To have Prettier running as a part of ESLint, you need to install a few dependencies:

npm install --save-dev prettier eslint-plugin-prettier eslint-config-prettier
  • prettier: the actual Prettier package.

  • eslint-plugin-prettier: is a ESLint plugin that allows running Prettier as a lint rule. It exposes a rule named prettier/prettier.

  • eslint-config-prettier: is a preset that disables ESLint rules that conflict with Prettier checks.

Then, in your .eslintrc config file you need to add:

{
	"extends": ["plugin:prettier/recommended"]
}

This does three things for you:

  • Enables eslint-plugin-prettier
  • Sets the rule prettier/prettier to "error"
  • Extends eslint-config-prettier

And that's pretty much it, now you should see Prettier errors as ESLint errors:

The rule prettier/prettier is auto-fixable, so if you run ESLint with eslint --fix . (or configure your IDE to automatically apply eslint fixes), it should fix all errors reported by Prettier.

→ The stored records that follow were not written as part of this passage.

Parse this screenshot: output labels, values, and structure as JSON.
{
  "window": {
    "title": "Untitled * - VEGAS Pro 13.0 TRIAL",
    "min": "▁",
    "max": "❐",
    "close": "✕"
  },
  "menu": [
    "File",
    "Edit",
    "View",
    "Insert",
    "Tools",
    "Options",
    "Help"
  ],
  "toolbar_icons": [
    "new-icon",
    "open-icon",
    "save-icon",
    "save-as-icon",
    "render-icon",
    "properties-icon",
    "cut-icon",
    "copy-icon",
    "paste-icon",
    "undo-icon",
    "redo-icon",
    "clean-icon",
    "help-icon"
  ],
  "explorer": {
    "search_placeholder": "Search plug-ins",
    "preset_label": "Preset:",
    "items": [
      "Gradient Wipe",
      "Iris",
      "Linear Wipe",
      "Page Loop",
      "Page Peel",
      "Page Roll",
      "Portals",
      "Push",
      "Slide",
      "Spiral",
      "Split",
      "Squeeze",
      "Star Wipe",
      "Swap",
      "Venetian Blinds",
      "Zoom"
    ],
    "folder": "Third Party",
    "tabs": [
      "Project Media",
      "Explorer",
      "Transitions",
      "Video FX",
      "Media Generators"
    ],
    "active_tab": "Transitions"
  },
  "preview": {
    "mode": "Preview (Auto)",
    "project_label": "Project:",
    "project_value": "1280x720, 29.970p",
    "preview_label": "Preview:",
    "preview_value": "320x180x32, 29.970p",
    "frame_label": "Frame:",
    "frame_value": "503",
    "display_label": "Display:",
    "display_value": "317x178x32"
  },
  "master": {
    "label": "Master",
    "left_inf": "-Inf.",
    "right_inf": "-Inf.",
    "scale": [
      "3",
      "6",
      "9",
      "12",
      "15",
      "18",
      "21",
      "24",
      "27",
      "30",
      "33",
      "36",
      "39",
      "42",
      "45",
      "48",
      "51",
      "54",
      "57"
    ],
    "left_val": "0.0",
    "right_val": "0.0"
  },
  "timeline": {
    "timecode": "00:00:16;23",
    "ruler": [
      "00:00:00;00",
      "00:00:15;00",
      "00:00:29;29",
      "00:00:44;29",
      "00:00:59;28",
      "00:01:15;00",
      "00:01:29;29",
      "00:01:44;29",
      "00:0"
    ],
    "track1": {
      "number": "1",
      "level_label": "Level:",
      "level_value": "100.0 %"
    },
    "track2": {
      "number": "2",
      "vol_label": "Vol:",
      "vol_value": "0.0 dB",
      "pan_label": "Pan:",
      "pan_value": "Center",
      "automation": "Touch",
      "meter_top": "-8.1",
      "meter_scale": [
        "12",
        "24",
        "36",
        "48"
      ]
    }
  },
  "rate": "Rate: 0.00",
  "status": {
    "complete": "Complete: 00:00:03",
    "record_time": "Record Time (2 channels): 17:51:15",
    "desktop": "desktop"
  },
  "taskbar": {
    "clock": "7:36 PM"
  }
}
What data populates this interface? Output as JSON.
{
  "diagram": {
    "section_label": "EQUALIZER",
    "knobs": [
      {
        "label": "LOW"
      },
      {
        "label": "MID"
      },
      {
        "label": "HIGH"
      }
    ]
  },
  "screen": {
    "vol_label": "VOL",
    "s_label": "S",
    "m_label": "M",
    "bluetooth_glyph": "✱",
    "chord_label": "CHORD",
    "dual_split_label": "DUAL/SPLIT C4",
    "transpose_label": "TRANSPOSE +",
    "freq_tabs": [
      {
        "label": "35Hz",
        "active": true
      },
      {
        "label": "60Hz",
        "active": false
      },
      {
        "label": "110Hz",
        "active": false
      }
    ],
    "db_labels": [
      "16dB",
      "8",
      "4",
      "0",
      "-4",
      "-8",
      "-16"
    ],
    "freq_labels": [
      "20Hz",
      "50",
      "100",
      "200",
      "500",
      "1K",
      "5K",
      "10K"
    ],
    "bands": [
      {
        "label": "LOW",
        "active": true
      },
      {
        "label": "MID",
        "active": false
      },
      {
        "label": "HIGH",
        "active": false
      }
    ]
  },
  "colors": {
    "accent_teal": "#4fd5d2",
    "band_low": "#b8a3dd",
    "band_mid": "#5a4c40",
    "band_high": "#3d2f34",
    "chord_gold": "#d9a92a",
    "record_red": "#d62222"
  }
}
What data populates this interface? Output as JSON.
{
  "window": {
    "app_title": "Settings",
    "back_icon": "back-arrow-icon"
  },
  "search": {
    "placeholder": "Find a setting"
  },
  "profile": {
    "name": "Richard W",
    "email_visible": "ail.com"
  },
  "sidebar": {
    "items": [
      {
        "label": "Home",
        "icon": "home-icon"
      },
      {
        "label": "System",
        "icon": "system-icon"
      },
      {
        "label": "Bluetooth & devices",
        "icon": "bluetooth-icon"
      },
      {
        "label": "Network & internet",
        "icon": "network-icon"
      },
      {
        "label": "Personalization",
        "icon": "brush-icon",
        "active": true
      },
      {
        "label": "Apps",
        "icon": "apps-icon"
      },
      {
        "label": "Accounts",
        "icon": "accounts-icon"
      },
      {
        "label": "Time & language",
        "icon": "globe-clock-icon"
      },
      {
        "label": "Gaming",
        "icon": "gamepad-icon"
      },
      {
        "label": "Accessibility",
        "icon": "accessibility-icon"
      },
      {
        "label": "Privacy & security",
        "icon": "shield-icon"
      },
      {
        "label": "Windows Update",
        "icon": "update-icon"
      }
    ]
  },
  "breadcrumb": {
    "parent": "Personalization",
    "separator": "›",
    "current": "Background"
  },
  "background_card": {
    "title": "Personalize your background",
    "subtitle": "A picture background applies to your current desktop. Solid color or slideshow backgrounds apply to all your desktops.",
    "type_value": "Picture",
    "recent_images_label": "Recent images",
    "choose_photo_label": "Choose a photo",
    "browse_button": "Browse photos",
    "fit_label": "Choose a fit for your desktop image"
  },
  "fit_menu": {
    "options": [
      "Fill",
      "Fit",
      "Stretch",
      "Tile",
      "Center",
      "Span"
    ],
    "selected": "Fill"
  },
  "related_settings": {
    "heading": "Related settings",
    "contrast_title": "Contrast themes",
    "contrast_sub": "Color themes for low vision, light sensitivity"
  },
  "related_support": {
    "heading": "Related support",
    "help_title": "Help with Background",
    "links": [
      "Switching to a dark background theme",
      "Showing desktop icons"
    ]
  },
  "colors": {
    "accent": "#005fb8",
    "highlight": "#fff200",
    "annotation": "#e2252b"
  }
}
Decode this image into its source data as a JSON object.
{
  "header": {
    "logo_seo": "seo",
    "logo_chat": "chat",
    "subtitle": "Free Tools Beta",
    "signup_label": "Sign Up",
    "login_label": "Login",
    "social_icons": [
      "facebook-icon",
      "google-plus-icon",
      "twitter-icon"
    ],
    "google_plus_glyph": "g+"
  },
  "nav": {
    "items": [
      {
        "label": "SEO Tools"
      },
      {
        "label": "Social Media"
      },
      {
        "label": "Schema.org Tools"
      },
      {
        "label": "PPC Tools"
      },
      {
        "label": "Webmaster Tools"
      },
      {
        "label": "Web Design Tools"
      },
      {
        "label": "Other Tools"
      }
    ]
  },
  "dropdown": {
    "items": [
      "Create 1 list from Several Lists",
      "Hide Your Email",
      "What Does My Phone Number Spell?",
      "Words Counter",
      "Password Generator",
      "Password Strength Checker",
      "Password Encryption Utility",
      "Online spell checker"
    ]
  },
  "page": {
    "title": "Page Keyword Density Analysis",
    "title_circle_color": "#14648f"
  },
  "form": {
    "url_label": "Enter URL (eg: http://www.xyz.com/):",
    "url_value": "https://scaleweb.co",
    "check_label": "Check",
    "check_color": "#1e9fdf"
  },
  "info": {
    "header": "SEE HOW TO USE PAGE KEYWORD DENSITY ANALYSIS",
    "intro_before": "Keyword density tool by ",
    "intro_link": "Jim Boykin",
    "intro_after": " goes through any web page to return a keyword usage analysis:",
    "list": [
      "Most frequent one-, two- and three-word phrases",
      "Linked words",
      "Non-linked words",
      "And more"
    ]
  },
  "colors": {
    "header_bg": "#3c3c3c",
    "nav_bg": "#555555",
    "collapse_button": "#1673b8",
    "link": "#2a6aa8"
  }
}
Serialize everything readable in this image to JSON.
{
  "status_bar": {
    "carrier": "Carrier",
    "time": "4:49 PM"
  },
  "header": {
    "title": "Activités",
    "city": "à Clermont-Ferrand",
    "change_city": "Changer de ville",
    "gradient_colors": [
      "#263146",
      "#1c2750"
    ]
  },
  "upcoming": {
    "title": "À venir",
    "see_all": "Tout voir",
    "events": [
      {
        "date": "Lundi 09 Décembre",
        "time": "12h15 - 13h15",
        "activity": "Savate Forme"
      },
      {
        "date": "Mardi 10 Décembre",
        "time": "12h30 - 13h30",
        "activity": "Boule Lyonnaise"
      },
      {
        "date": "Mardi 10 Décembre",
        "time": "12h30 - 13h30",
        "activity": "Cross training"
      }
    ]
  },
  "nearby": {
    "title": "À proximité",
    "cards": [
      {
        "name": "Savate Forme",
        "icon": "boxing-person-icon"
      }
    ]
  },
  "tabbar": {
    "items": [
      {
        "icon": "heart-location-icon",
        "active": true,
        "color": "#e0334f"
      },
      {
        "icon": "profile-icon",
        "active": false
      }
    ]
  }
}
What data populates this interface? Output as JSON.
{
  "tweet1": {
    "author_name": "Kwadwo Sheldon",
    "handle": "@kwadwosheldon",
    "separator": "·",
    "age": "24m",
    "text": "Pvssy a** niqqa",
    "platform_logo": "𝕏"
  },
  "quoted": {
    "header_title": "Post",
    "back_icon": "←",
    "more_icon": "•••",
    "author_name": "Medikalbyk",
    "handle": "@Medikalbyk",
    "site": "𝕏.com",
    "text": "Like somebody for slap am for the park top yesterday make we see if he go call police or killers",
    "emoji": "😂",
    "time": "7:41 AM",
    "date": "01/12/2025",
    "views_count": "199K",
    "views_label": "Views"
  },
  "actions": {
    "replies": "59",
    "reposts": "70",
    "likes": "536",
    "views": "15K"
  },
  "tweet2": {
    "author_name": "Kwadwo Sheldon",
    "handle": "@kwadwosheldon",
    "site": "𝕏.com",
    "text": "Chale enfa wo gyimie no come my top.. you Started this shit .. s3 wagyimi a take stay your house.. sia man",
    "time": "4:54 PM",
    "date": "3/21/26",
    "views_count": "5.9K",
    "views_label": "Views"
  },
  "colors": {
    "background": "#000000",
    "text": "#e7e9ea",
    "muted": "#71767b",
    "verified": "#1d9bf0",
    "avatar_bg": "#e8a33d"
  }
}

Configuring Prettier rules

The new prettier/prettier rule will read the defaults from .prettierrc (like prettier). But if you want, you can configure it directly in .eslintrc, including setting overrides for some parts of your code.

To do so, you can configure it like any other ESLint rule:

{
    "rules": {
        "prettier/prettier": ["error", {
            "singleQuote": true
        }]
    }
}

See more options in the plugin docs

Avoiding conflicts with ESLint

Prettier and ESLint have some overlap. For example, both can be configured to check for a particular quote style. When using Prettier+ESLint, it is recommended to disable ESLint rules that overlap and let Prettier do its job. The plugin eslint-config-prettier does exactly that, and if you followed the installation steps described above it should be active.

However, that is not the only case. For example, if you use eslint-plugin-react it enables some rules that also conflict with Prettier. Similarly, the best option is disable eslint-plugin-react rules that conflict with Prettier:

{
    "extends": [
        "plugin:prettier/recommended",
        "prettier/react",
    ]
}

In general, if you use eslint-plugin-foo, you should also extend from prettier/foo (if available) to disable the conflicting rules. This is the list of supported plugins.